重新审查的结果,所谓“钱谦益关节有据,受贿是实”云云,查无实据,审查官员一致坚持维持原判——钱谦益失于觉察,并未参与舞弊、接受贿赂。既然温体仁的诬陷站不住脚,那么因此而“革职”也就显得毫无道理。但是朝廷不愿为此纠错,此案只能不了了之。钱谦益只能在常熟寓所过着“无官一身轻”的无奈日子。
这件事情,由温体仁策划于先,周延儒煽风于后,朱由检轻信谗言,处理不公,引起朝廷官员的不满,人们议论纷纷。具有正义感的言官,都把弹劾的矛头指向了温体仁。
御史黄宗昌指责温体仁热衷于枚卜,企图用“结党”二字为自己没有被会推寻找原因,钳制今后反对他的言论,为他进入内阁铺平道路。

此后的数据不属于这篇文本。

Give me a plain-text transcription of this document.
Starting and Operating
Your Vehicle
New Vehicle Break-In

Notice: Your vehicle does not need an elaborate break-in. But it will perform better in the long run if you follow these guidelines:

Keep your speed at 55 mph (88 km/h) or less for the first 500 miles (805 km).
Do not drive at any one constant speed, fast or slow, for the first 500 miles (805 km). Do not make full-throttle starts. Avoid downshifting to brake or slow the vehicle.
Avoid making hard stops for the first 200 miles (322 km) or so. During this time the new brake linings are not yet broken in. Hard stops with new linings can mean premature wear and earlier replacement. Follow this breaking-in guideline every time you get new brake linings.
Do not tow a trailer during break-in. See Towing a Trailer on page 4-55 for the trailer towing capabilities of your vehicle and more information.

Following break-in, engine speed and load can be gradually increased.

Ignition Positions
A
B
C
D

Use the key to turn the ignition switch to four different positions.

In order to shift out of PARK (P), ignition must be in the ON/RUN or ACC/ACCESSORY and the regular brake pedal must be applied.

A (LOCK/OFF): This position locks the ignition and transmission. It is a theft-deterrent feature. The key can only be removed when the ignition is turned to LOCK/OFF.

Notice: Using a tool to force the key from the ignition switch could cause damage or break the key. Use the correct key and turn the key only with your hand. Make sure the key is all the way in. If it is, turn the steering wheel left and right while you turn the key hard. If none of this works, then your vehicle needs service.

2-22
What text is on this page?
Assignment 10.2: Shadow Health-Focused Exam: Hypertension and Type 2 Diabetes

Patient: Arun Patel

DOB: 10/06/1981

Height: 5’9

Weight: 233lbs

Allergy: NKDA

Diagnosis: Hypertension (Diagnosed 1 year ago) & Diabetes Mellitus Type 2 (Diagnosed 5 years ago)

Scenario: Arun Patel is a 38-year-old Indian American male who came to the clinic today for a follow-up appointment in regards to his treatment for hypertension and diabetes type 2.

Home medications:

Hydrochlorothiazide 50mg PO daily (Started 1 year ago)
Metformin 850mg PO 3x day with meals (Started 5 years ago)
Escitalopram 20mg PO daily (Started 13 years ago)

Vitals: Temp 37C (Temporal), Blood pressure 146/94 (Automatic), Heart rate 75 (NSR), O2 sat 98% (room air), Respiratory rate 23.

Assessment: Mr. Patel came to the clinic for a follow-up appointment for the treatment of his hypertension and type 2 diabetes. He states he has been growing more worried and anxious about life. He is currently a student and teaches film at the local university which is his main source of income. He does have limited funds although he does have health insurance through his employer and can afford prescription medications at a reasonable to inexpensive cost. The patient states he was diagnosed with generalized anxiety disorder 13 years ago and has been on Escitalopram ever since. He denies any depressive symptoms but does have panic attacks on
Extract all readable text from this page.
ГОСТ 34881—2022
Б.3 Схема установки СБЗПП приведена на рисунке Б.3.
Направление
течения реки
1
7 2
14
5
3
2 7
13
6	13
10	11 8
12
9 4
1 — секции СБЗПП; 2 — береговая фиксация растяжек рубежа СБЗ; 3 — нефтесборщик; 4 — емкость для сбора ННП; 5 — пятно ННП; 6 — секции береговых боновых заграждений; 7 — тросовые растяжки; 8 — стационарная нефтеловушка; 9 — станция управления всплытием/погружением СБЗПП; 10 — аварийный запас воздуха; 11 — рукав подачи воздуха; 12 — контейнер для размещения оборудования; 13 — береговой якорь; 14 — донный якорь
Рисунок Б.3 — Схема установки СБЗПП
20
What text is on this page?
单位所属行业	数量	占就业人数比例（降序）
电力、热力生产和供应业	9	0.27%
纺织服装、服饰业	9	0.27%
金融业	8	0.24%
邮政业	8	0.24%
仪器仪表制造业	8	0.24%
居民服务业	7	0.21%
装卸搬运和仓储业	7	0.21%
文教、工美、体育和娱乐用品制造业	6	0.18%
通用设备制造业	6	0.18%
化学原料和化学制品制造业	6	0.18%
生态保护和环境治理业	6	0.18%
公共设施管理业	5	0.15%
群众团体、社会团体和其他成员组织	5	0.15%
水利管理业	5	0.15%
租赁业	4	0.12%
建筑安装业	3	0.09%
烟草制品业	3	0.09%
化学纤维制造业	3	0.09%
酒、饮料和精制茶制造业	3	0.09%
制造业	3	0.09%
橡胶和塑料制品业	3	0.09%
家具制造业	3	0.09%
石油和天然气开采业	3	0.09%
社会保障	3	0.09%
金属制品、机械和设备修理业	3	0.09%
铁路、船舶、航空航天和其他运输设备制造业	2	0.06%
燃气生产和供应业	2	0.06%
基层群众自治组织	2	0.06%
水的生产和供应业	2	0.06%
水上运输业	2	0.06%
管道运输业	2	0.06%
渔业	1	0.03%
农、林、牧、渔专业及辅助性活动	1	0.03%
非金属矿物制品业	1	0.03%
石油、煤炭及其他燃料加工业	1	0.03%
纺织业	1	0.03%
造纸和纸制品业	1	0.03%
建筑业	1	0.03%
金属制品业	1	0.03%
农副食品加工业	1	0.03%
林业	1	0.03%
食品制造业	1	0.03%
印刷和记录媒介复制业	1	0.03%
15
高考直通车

御史毛羽健指出,以前的御前会议人人都扬眉吐气,由于温体仁的作祟,现在的御前会议竟然人人愁眉苦脸,视为畏途。会推阁员的枚卜原本是一件盛事,被他用谗言把水搅浑,就此停止枚卜大典,这是奸党酿祸而诸臣代为受罪。他对温体仁所说“满朝都是钱谦益一党”的奇谈怪论,进行抨击,大声疾呼:各位大臣并没有辜负国家,温体仁一句话,怀疑“满朝都是钱谦益一党”,然后株连蔓引,企图把反对他的大臣一网打尽。钱谦益像钱谦益《钱牧斋先生笺注杜工部集》新任吏科都给事中沈惟炳指出,朝廷大臣之中因公务而有不同看法,这是“公是公非”的异同,不能一概谴责为“党”。所谓朋党门户云云,皇上即位之初就已经摈弃,为何今日还要老调重弹?
御史王相说,温体仁想用“钱谦益一党”堵塞言官的嘴巴,凡是申救钱谦益的人,都扣上“钱谦益一党”的帽子。殊不知,不救钱谦益、不攻温体仁的那些官员,岂不成了“温体仁一党”!假如此次会推名单有温体仁,他未必会把钱千秋案件旧事重提。为温体仁考虑,既然不在会推名单上,只有辞职而去,以谢天下。
温体仁人品卑劣,人所共知,这次用无赖手段诬陷钱谦益,引起不少言官的反感。御史毛九华揭发他的老底:在家乡用低价强买木材,遭到商人的诉讼,由于贿赂了崔呈秀才免于追究。“阉党”分子在杭州为魏忠贤建造生祠,他率先写诗为魏忠贤歌功颂德。毛九华以子之矛攻子之盾,既然温体仁喜欢揭老底,他也来揭老底,而且这个“老底”更加厉害。他向人们提示一种思路:温体仁攻击钱谦益,实质是“阉党”余孽向东林人士的反攻倒算。
接连不断遭到言官的弹劾,温体仁坐立不安,作为一种以退为进的姿态,他向皇帝乞求罢免。他在奏疏中巧舌如簧,一方面把自己打扮成孤立无援的样子,说什么因为钱谦益的缘故,有上百人排挤打击,而没有一人为我袒护,企图以此向皇帝证明“无党”;另一方面信誓旦旦表示要与毛九华对质,极力否认为魏忠贤谄媚献诗之事。
崇祯二年(1629)正月二十六日,朱由检在文华殿召开御前会议,目的是向大臣们表明态度,不能容忍言官对温体仁的弹劾继续下去,为“孤立”的温体仁作后盾。因此他把申辩的权利首先给了温体仁,然后叫翰林院官员李建泰宣读毛九华弹劾温体仁的奏疏,读完,他要温体仁答辩。